Competition Drives Big Beaks Out of Business

The Darwin's Finch story I briefly mentioned is a fascinating part of a long term study by husband and wife team Peter and Rosemary Grant. They now have an amazing 37 year data set on these small birds on the Galapagos.

One of the latest parts of the story to be revealed was published in Science in 2006 as Evolution of Character Displacement in Darwin's Finches. It's also included in their news summary as Competition Drives Big Beaks Out of Business.
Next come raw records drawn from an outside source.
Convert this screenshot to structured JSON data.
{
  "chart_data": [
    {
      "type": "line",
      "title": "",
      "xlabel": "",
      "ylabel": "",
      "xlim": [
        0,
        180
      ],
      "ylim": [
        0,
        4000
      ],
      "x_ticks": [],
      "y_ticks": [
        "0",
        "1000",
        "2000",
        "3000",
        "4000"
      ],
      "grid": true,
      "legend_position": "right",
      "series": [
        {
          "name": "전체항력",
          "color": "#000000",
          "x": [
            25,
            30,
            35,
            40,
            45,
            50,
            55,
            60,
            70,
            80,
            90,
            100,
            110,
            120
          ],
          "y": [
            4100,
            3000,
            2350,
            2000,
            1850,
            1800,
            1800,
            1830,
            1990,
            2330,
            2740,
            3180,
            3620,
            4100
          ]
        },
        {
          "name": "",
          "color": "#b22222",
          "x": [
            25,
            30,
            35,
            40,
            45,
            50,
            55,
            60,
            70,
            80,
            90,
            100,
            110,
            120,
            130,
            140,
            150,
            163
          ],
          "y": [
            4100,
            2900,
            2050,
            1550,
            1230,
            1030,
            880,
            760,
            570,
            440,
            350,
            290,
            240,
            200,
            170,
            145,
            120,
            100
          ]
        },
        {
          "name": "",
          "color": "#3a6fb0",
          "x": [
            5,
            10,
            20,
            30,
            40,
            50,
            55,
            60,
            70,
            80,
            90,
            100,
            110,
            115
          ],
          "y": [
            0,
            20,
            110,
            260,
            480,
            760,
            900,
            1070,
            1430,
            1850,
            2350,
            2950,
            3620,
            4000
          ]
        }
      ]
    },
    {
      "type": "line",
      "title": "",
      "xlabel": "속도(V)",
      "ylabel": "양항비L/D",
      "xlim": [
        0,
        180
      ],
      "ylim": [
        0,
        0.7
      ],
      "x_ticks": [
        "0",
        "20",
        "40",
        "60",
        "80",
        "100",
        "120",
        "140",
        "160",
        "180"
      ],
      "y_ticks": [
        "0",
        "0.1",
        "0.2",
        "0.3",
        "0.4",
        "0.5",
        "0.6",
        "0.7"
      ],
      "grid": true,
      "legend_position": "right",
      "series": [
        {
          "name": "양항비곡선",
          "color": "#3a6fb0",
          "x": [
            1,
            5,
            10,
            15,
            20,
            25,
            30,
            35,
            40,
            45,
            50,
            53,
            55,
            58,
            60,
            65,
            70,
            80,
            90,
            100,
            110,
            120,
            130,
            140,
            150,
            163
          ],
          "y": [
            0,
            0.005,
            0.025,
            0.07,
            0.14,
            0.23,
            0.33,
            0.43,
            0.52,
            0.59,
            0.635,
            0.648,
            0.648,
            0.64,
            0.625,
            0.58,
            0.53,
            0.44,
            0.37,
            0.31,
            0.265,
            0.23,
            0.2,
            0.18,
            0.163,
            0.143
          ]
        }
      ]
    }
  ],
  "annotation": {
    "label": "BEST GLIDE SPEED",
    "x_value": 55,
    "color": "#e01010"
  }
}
I think the fascinating part of this story is that it is the interaction of environment and competitors that drives evolution. Whilst resources are plentiful competition is weak but during the drought the effects of competition became severe.

Here we report that a Darwin's finch species (Geospiza fortis) on an undisturbed Galápagos island diverged in beak size from a competitor species (G. magnirostris) 22 years after the competitor's arrival, when they jointly and severely depleted the food supply. The observed evolutionary response to natural selection was the strongest recorded in 33 years of study, and close to the value predicted from the high heritability of beak size. These findings support the role of competition in models of community assembly, speciation, and adaptive radiations.